Teddy Roosevelt wanted to build a canal through the Isthmus of Panama, and no one was going to stop him. First, we need to remember that before the Americans began the massive engineering project, what we now know as Panama was part of Colombia. When the Colombian government did not agree to the terms desired by the Roosevelt administration, the United States supported a junta-led rebellion that otherwise would have been crushed by the Colombian military.
The United States sent gunboats to both shores and a battleship to Colón, Panama to insure success of the rebellion. The collaboration included a French engineer (and investor in the earlier French project, who stood to gain significantly when the United States compensated the French company for its rights) who immediately after the rebellion negotiated an agreement with Secretary of State John Hay on behalf of the junta. The terms included United States sovereignty over a ten-mile-wide swath of land from the Atlantic to the Pacific. This was not one of those bright, shining moments in United States history.
Once the United States took control of what would become the Panama Canal Zone, the Isthmus Canal Commission, the governing body of the zone, had to conquer the enemy that had ground the French to a halt – the yellow fever- and malaria-carrying mosquitoes.
Timing is everything.

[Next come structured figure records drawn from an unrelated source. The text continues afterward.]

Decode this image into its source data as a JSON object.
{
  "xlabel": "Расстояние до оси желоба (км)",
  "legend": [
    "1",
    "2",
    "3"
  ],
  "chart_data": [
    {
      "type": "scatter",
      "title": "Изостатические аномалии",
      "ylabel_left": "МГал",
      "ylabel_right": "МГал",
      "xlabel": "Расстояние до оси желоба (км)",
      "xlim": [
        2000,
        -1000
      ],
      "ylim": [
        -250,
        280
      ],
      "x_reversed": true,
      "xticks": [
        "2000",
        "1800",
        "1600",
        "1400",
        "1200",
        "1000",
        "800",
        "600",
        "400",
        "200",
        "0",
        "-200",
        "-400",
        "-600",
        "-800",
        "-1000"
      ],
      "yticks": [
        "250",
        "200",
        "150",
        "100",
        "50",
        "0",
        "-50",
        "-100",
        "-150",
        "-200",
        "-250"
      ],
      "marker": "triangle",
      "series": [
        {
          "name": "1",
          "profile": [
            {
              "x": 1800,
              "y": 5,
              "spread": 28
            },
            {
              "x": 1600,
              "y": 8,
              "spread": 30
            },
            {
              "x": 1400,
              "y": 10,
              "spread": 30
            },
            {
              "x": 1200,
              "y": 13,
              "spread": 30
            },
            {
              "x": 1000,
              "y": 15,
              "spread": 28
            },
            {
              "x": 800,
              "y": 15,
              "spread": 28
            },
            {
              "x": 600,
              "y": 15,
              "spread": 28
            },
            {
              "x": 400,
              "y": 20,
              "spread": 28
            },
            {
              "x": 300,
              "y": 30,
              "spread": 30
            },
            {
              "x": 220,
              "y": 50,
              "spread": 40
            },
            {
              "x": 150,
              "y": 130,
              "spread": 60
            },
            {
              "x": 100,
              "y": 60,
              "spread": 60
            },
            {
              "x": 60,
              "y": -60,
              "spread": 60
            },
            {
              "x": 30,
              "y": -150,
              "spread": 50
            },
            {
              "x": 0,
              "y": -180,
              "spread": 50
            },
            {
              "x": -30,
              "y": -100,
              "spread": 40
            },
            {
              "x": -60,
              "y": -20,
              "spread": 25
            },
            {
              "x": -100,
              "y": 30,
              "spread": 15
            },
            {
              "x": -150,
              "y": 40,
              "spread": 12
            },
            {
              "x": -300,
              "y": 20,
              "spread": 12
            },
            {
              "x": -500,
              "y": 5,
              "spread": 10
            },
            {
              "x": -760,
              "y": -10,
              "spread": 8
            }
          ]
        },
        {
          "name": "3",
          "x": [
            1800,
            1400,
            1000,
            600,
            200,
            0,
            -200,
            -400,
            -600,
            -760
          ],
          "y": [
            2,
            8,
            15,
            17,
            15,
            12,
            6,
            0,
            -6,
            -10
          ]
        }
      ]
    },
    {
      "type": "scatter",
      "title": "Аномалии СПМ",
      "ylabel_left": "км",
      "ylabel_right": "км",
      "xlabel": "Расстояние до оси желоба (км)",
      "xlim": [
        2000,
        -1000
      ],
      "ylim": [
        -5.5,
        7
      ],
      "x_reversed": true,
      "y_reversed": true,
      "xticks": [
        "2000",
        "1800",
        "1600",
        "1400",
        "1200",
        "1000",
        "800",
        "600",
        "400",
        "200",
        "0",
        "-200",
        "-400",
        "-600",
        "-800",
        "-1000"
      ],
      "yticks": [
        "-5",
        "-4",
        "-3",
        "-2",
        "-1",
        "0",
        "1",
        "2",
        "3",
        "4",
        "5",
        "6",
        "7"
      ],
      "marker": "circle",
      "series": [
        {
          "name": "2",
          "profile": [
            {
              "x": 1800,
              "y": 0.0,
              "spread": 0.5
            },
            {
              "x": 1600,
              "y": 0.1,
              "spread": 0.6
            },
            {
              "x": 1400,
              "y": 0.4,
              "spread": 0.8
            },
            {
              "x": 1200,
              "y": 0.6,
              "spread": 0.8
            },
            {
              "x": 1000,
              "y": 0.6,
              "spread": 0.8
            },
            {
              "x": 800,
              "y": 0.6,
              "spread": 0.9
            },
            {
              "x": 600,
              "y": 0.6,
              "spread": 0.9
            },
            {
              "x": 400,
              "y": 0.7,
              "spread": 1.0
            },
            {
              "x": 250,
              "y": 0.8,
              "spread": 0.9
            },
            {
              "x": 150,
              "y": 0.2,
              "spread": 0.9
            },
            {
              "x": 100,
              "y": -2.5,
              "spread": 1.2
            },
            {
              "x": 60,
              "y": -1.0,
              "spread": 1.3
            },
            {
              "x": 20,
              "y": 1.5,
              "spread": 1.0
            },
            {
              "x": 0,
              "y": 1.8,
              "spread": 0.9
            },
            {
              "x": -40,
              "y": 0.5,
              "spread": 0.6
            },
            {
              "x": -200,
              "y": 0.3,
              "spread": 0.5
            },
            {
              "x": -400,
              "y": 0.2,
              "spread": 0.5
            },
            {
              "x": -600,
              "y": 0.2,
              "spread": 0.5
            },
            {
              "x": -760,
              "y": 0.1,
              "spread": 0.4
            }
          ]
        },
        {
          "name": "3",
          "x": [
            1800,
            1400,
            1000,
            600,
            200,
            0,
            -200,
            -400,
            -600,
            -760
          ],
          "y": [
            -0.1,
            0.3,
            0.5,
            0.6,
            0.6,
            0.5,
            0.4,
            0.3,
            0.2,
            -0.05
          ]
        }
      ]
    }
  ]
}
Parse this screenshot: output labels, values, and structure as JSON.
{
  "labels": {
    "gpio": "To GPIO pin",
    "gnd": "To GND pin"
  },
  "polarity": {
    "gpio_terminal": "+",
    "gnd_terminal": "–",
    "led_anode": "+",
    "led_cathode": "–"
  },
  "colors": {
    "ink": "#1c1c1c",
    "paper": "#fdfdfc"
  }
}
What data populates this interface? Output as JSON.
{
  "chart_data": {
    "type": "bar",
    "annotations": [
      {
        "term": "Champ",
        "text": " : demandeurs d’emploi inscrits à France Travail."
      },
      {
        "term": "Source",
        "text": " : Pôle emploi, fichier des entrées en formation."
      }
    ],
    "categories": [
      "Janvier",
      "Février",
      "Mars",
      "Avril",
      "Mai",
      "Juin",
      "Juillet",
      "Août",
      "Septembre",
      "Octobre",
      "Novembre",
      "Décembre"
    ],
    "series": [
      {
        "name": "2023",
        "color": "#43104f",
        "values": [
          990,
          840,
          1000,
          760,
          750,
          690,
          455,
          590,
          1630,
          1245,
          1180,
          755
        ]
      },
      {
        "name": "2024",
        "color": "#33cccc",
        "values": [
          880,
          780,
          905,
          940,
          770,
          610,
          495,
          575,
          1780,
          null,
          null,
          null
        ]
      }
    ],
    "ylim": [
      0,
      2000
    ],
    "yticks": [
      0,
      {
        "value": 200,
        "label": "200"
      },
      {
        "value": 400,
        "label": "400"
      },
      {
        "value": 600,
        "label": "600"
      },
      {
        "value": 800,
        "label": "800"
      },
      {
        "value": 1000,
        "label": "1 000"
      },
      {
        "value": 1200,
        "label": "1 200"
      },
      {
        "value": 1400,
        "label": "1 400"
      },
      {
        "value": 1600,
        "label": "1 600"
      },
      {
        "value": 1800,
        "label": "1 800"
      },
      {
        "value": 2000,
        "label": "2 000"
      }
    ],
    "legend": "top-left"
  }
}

In 1880, French Army Surgeon Charles Laveran first discovered parasites in the blood of a patient suffering from malaria. In 1886, 1890, and 1897, Italian scientists made further discoveries about the specific malaria parasites. Also in 1897, British medical officer Ronald Ross demonstrated that malaria parasites could be transmitted from patients to mosquitoes and from bird to bird, and that the parasites could be developed in and spread by mosquitoes.
During the American occupation of Havana after the Spanish-American War, army surgeons developed programs that reduced mosquito breeding, thereby eradicating yellow fever and greatly reducing malaria. In 1904, Colonel W.C. Gorgas applied the lessons of Cuba in a seven-prong program to attack mosquito breeding in tropical Panama: draining pools near villages and homes; cutting brush and grass near villages and homes; using oil to kill mosquito larvae where drainage was not possible; spreading larvacide where oiling was ineffective; dispensing quinine to workers as a prophylactic measure; screening government buildings and living quarters (screening for living quarters was limited largely to quarters for white workers); killing adult mosquitoes found in houses during the daytime.
Just as in Cuba, the program largely eradicated yellow fever and dramatically reduced deaths from malaria. Hospitalizations for malaria decreased from 9.6% of employees in 1905 to 1.6% in 1909.
As I said earlier, timing is everything. Without the discoveries made in the decades preceding the United States’ success in Panama, the Americans may well have met the same fate as their French predecessors.
SOURCES:
- Centers for Disease Control and Prevention (CDC), http://www.cdc.gov/malaria/about/history/panama_canal.html.
- CDC, http://www.cdc.gov/yellow fever.
- Greene, The Canal Builders, Penguin Press (New York: 2009).